Westley Strellis was recently pursuing math and engineering degrees at Georgia Gwinnett College, but had fallen into an emotional comatose. He's had trouble rising from bed, requiring him to stay out a semester at his father's urging, Keith Strellis testified.
The symptoms have been manifesting themselves since childhood.
Police found a bottle of Effexor anti-depressants prescribed to Westley in his possession. That and another medication work only to a certain extent, his father said.
"This is something that affects people that are very, very smart," Keith Strellis said.
"What he is accused of ... was not intended toward any living, conscious being."
Keith Trellis said he has prearranged an in-patient hospital stay at an Atlanta mental health treatment center, should his son's bond be lessened. Westley Strellis intently watched the proceedings in green jail garb, wearing spectacles and short, mussed hair.
Magistrate Court Judge Mark Layng voiced concerns about the public, violent nature of the television beatings, but ultimately reduced bond to $10,000.

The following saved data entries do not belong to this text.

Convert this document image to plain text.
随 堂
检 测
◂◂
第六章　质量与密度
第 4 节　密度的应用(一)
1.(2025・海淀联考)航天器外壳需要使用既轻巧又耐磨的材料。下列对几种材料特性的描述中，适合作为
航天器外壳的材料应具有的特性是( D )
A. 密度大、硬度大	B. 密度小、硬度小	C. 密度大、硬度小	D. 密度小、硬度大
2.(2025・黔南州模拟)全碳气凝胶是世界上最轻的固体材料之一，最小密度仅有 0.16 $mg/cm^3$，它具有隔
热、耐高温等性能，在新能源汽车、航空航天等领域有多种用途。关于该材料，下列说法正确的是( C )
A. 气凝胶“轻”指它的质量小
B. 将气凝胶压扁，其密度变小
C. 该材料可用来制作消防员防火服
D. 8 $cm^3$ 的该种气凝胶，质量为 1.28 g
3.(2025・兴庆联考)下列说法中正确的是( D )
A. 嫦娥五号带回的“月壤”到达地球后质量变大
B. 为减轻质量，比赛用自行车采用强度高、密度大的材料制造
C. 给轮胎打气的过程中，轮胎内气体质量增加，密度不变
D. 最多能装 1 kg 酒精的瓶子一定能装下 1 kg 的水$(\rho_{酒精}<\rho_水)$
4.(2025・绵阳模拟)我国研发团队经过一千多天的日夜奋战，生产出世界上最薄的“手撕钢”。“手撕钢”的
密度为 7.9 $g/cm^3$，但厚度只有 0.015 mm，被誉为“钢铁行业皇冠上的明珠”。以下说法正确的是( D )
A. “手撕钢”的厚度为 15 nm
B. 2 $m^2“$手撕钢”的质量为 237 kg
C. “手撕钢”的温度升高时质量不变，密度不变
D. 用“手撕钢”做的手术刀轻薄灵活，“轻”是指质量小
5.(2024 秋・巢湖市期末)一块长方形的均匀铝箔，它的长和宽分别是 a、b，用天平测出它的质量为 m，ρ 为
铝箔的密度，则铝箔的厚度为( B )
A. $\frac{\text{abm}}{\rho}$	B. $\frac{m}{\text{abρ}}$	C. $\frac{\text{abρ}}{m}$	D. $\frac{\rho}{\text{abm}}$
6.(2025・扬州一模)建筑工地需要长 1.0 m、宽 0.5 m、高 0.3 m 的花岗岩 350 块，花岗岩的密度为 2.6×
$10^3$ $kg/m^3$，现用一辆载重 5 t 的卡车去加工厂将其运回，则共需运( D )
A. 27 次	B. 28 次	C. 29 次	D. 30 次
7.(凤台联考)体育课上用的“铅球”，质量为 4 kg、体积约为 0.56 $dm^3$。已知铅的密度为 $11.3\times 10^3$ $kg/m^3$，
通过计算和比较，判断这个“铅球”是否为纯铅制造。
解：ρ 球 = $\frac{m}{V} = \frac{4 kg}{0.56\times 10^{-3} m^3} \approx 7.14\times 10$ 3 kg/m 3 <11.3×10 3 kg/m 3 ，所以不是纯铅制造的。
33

Stipulations of that bond restrict Westley from visiting any Wal-Mart in Gwinnett County, Layng ordered. He also must provided notification to the District Attorney's office upon his admission and release from hospital care.
Keith Strellis told the judge his son will enter either a residential or outpatient program upon his hospital release.
"In time, with treatment, (the syndrome) can be dealt with, and they can lead very productive lives," he said.